Heather Hadlock hat deshalb gefragt, ob dieser Exzess die Zuschauer_innen nicht zu einem Zögern, einer gewissen Skepsis einlädt, die an ihrer vollkommenen Ernsthaftigkeit zweifeln lässt:
what an absurd over-reaction it all is: the unanimity of response, the sobbing and soaring, Domingo’s tears, the abjection of Teresa Stratas’ staring eyes and outstretched hands. The director’s stylistic excesses give us room to hesitate, to squirm a little at the price imposed upon Violetta for the reverence paid her in this scene. Between the lofty detached gaze of the camera and the frozen moment of the largo concertato we may discover the necessary space and time to question the terms on which Violetta’s myth, her passion, is constructed—to wonder whether it isn’t all a little overdone, a bit much. (Hadlock 2001: 89)

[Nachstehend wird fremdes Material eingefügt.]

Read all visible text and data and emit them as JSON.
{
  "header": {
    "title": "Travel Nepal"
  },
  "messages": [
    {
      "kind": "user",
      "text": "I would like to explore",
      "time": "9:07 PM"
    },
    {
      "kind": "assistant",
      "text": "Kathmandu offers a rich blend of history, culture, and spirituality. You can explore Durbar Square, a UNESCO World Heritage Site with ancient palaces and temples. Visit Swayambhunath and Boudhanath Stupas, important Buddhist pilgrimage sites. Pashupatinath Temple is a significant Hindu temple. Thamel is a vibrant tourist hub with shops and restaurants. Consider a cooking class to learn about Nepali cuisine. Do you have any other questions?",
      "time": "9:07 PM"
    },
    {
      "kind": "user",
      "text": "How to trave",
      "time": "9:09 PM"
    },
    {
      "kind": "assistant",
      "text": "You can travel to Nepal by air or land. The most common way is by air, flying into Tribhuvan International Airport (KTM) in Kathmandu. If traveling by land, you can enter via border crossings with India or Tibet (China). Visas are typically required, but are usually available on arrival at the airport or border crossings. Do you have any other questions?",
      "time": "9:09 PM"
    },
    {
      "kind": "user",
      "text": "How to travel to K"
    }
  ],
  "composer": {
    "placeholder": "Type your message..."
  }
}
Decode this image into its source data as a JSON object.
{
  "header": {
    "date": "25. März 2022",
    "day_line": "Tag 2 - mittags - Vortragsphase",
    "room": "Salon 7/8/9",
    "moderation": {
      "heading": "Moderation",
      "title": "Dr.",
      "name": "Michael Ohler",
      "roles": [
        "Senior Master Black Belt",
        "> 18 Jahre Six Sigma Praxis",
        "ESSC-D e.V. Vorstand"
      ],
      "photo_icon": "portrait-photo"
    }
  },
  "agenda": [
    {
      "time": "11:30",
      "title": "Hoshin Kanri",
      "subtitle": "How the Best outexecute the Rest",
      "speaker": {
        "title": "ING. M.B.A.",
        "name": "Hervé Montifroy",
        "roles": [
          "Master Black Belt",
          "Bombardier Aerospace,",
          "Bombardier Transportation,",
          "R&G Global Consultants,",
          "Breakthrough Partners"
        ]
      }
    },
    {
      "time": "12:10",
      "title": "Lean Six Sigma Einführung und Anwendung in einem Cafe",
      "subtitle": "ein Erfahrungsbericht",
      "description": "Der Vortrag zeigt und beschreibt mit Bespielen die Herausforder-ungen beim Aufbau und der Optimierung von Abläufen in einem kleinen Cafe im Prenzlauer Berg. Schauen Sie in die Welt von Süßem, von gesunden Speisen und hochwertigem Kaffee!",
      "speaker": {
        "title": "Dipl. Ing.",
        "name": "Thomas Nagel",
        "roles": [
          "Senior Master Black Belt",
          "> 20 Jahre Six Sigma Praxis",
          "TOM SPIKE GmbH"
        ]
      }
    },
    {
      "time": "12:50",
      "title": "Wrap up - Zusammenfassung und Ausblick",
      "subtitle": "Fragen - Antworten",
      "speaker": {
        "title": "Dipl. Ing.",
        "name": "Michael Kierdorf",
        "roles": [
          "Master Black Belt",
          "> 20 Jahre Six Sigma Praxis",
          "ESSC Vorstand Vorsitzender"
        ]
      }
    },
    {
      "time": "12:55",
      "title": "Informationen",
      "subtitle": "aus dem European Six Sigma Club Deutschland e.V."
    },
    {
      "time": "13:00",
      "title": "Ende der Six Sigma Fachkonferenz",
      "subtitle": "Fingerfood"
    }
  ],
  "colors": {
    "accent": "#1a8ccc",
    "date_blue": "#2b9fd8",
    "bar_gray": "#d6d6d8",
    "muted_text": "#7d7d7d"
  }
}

H. Marshall Leicester, Jr. hat die These aufgestellt, dass schon Verdis Oper selbst den Weg in die vollständige Identifikation verstelle und eine selbstreflexive Oper zweiter Ordnung sei, die Affekttechniken nicht nur zur Überwältigung der Hörer_innen anwendet, sondern sie gleichsam ausstellt und analysiert. (vgl. Leicester, Jr. 2001) Musikhistorisch steht La traviata nämlich am Übergang zwischen älteren italienischen, aus der opera seria herkommenden und für das 19. Jahrhundert spezifisch moderneren Formen. Während in der älteren Tradition strenge Wiederholungsformen vor allem auch dazu dienen, den Sängerinnen und Sängern Raum für die Entfaltung ihrer sängerischen Artistik zu geben, verschwinden die Wiederholungen im Laufe des 19. Jahrhunderts und machen durchkomponierten Formen Platz, die eine präzise psychologische Dramaturgie ihrer Figuren ermöglichen. La traviata basiert auf der traditionellen Form von Szene mit Cabaletta-Arie (scena ed aria). Die Cabaletta-Arie ist eine zweiteilige Form, bei der auf einen einfacher gehaltenen ersten Teil ein virtuoser Schlussteil (die eigentliche Cabaletta) folgt. Die Cabaletta wird traditionell wiederholt und in der Wiederholung kann die Sängerin ihre oder der Sänger seine Virtuosität demonstrieren. In Verdis Partitur sind die Cabalette, wie es die Tradition will, stets mit Wiederholungen versehen. Diese Wiederholungen werden heute üblicherweise jedoch gestrichen. Der Formalismus der Gesangsdarbietung weicht einem größeren Realismus.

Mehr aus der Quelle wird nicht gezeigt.